We’ve got a new bi-monthly feature here called the “Brookfield Zoo animal spotlight.” Each time, we will feature one (or more) of Brookfield Zoo’s animals and give you some background information about the animal(s), its species, its family and its connection to the zoo!

Birth date: 2009 or before

How long she has been at Brookfield Zoo: She arrived in 2010

Q. Give us a bit of background on Athena.

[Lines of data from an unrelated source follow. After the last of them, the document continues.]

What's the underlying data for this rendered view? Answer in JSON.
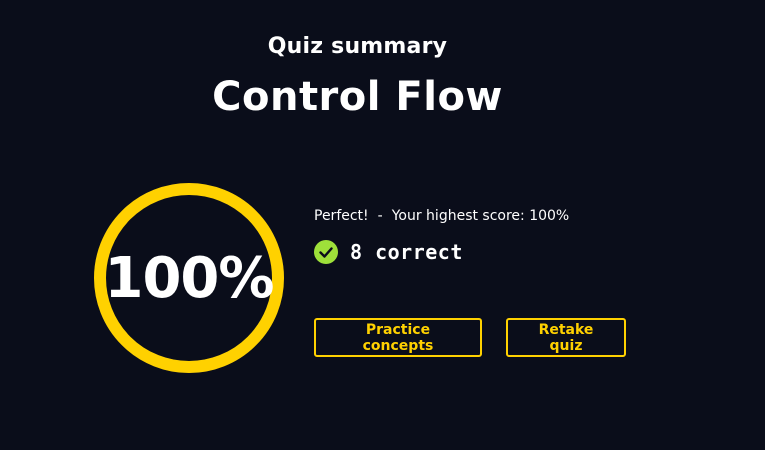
{
  "header": {
    "eyebrow": "Quiz summary",
    "title": "Control Flow"
  },
  "result": {
    "percent_label": "100%",
    "progress": 1.0,
    "message": "Perfect!",
    "separator": "-",
    "highest_score": "Your highest score: 100%",
    "correct_label": "8 correct"
  },
  "actions": {
    "practice_label": "Practice concepts",
    "retake_label": "Retake quiz"
  },
  "colors": {
    "background": "#0a0d1a",
    "accent": "#ffd100",
    "success": "#9ee03a"
  },
  "icons": {
    "check": "check-circle-icon"
  }
}
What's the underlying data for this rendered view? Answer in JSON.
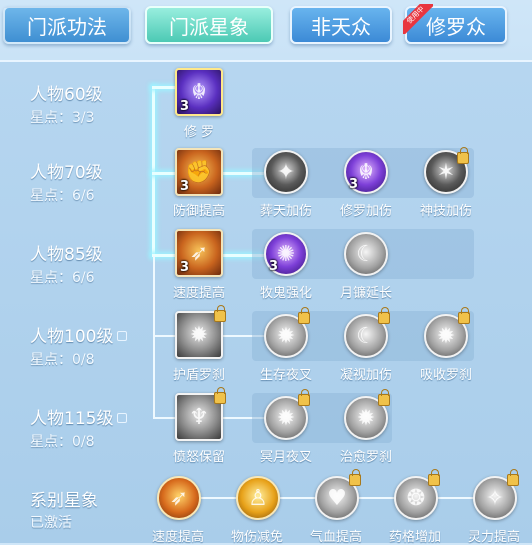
{
  "tabs": [
    {
      "label": "门派功法"
    },
    {
      "label": "门派星象"
    },
    {
      "label": "非天众"
    },
    {
      "label": "修罗众",
      "badge": "使用中"
    }
  ],
  "levels": [
    {
      "name": "人物60级",
      "stars": "星点：3/3",
      "locked": false
    },
    {
      "name": "人物70级",
      "stars": "星点：6/6",
      "locked": false
    },
    {
      "name": "人物85级",
      "stars": "星点：6/6",
      "locked": false
    },
    {
      "name": "人物100级",
      "stars": "星点：0/8",
      "locked": true
    },
    {
      "name": "人物115级",
      "stars": "星点：0/8",
      "locked": true
    }
  ],
  "nodes": {
    "row1": {
      "main": {
        "label": "修 罗",
        "count": "3",
        "icon": "demon-face-icon"
      }
    },
    "row2": {
      "main": {
        "label": "防御提高",
        "count": "3",
        "icon": "muscle-arm-icon"
      },
      "subs": [
        {
          "label": "葬天加伤",
          "count": "",
          "icon": "slash-icon",
          "locked": false
        },
        {
          "label": "修罗加伤",
          "count": "3",
          "icon": "demon-face-icon",
          "locked": false
        },
        {
          "label": "神技加伤",
          "count": "",
          "icon": "claw-icon",
          "locked": true
        }
      ]
    },
    "row3": {
      "main": {
        "label": "速度提高",
        "count": "3",
        "icon": "running-icon"
      },
      "subs": [
        {
          "label": "牧鬼强化",
          "count": "3",
          "icon": "chest-icon",
          "locked": false
        },
        {
          "label": "月镰延长",
          "count": "",
          "icon": "sickle-icon",
          "locked": false
        }
      ]
    },
    "row4": {
      "main": {
        "label": "护盾罗刹",
        "count": "",
        "icon": "beast-icon",
        "locked": true
      },
      "subs": [
        {
          "label": "生存夜叉",
          "count": "",
          "icon": "beast-icon",
          "locked": true
        },
        {
          "label": "凝视加伤",
          "count": "",
          "icon": "moon-icon",
          "locked": true
        },
        {
          "label": "吸收罗刹",
          "count": "",
          "icon": "beast-icon",
          "locked": true
        }
      ]
    },
    "row5": {
      "main": {
        "label": "愤怒保留",
        "count": "",
        "icon": "winged-demon-icon",
        "locked": true
      },
      "subs": [
        {
          "label": "冥月夜叉",
          "count": "",
          "icon": "beast-icon",
          "locked": true
        },
        {
          "label": "治愈罗刹",
          "count": "",
          "icon": "beast-icon",
          "locked": true
        }
      ]
    }
  },
  "series": {
    "title": "系别星象",
    "status": "已激活",
    "items": [
      {
        "label": "速度提高",
        "icon": "running-icon",
        "locked": false
      },
      {
        "label": "物伤减免",
        "icon": "figure-icon",
        "locked": false
      },
      {
        "label": "气血提高",
        "icon": "heart-icon",
        "locked": true
      },
      {
        "label": "药格增加",
        "icon": "pill-icon",
        "locked": true
      },
      {
        "label": "灵力提高",
        "icon": "spirit-icon",
        "locked": true
      }
    ]
  },
  "colors": {
    "active_tab": "#4cc9b4",
    "tab": "#3f8fd2",
    "badge": "#e8363f",
    "lock": "#f0c24a"
  }
}
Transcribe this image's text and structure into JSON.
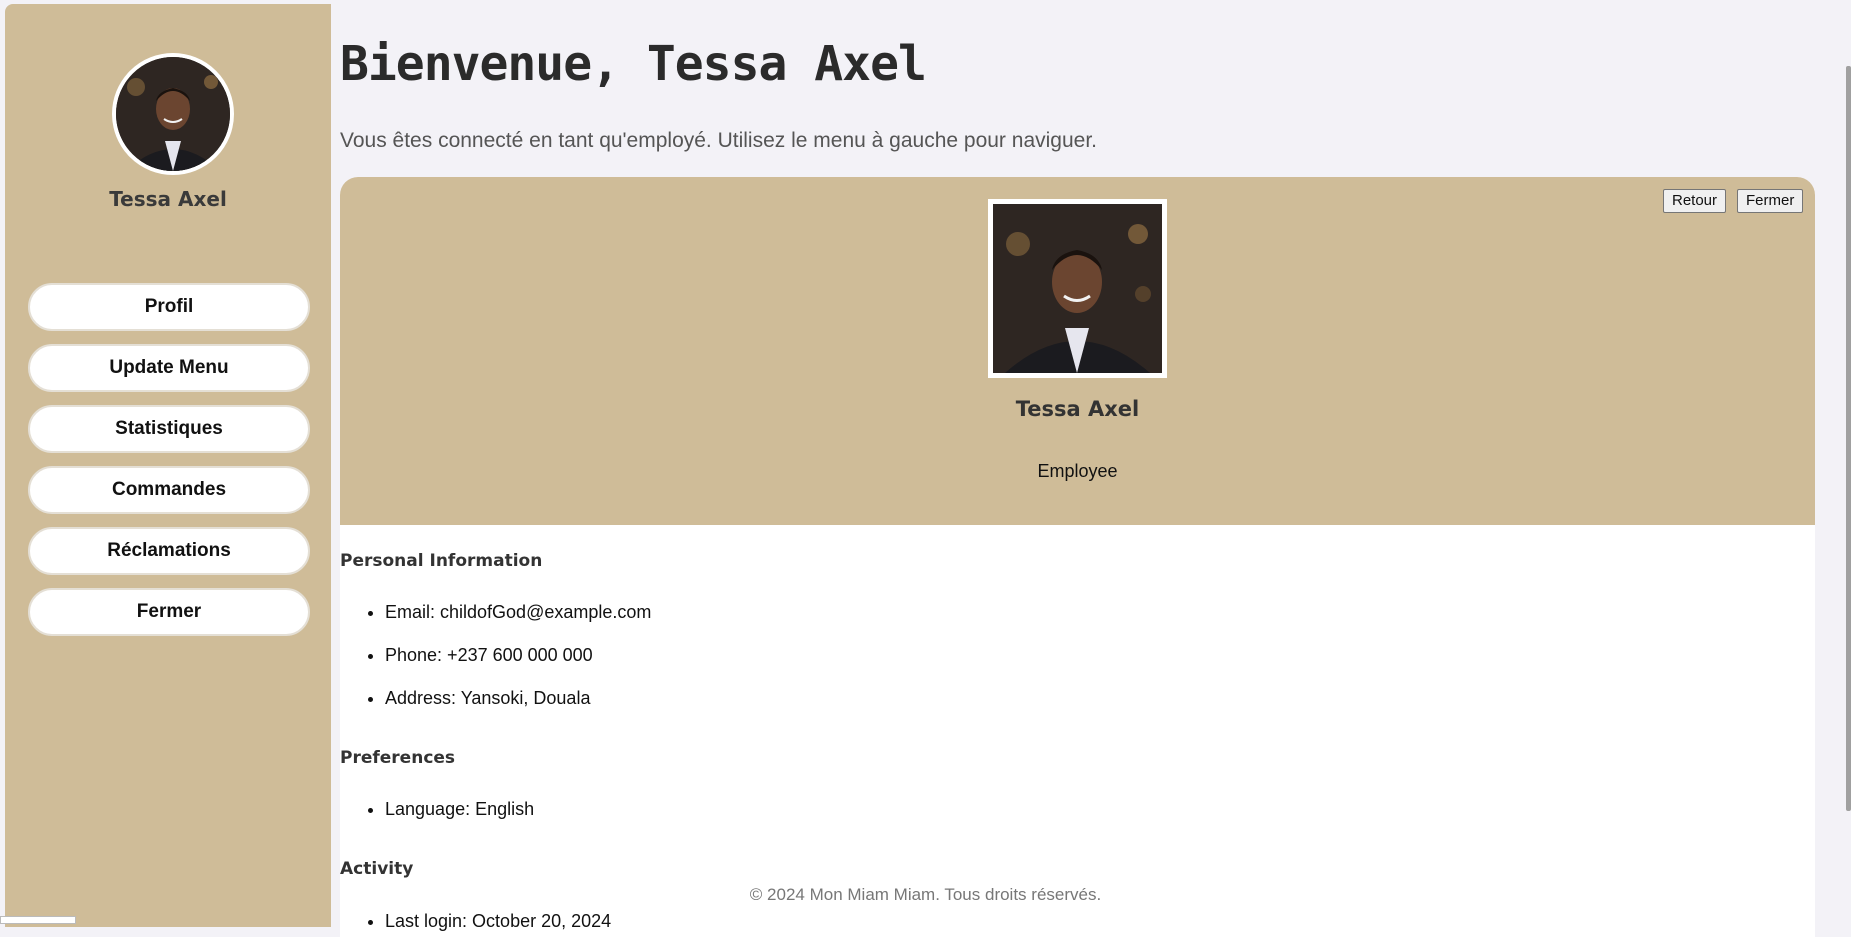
{
  "user": {
    "name": "Tessa Axel",
    "role": "Employee"
  },
  "sidebar": {
    "items": [
      {
        "label": "Profil"
      },
      {
        "label": "Update Menu"
      },
      {
        "label": "Statistiques"
      },
      {
        "label": "Commandes"
      },
      {
        "label": "Réclamations"
      },
      {
        "label": "Fermer"
      }
    ]
  },
  "header": {
    "title": "Bienvenue, Tessa Axel",
    "subtitle": "Vous êtes connecté en tant qu'employé. Utilisez le menu à gauche pour naviguer."
  },
  "profile_card": {
    "back_label": "Retour",
    "close_label": "Fermer",
    "sections": {
      "personal": {
        "title": "Personal Information",
        "items": [
          "Email: childofGod@example.com",
          "Phone: +237 600 000 000",
          "Address: Yansoki, Douala"
        ]
      },
      "preferences": {
        "title": "Preferences",
        "items": [
          "Language: English"
        ]
      },
      "activity": {
        "title": "Activity",
        "items": [
          "Last login: October 20, 2024"
        ]
      }
    }
  },
  "footer": {
    "text": "© 2024 Mon Miam Miam. Tous droits réservés."
  },
  "colors": {
    "sidebar_bg": "#cfbc98",
    "page_bg": "#f3f2f7",
    "card_bg": "#ffffff"
  }
}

A. Athena came to Brookfield Zoo from Zoo Montana, which rehabbed her after she was found on the side of the road. An oncoming vehicle hit her while she was attempting to eat roadkill. Zoo Montana did an excellent job with her rehabilitation. Unfortunately, though, her wings never completely healed, so she is unable to fly and can’t be released into the wild. She was sent here to live with us as an animal ambassador.

Q. What are some unique characteristics about great horned owls?

A. Great horned owls have excellent vision and good depth perception, especially at night. They can see an object with only 5 percent of the light that is required by people, which is how they hunt at night. The tips of their wings are frayed, which helps them fly quietly, allowing them to catch their prey by surprise. They swoop down upon their prey, throw back their head, and thrust their feet forward in one rapid motion to capture and kill the prey with their sharp talons. Several hours after eating, they regurgitate pellets, or castings, which are small, usually spherical balls of feathers and bones.

Q. Can zoo guests see Athena?

A. She makes special appearances as an Animal Ambassador quite frequently. Animal Ambassadors can be seen at different times throughout the zoo and at other community events or special occasions. Each animal’s appearance is a surprise to guests, so while we can’t tell you exactly when you will see Athena, there is a good chance you might.

Q. Where can people learn more about these birds?

A. You can learn lots about this owl by visiting CZS.org. Equally as important, you can find out ways to protect owls and other birds of prey by using environmentally friendly rodenticide. This information is also listed on our website. If you visit Brookfield Zoo, you can stop by Hamill Family Play Zoo and talk to our animal care staff. We always love answering questions about any of our animals.

Q. Is there anything else that you think folks should know about Athena?

A. Yes. Athena’s species name is a little bit misleading. Great horned owls have no horns, and the tufts of feathers aren’t ears, either. More than 200 living owl species have the same tufts of feathers. To us, these tufts make the owls look cool, but in the wild, they may make the owls appear foreboding to prey. Their ears are actually located on the sides of the head. One ear is slightly higher than the other enabling them to pinpoint any prey’s location. They can hear a mouse squeak or a beetle rustling through grass more than 100 yards away!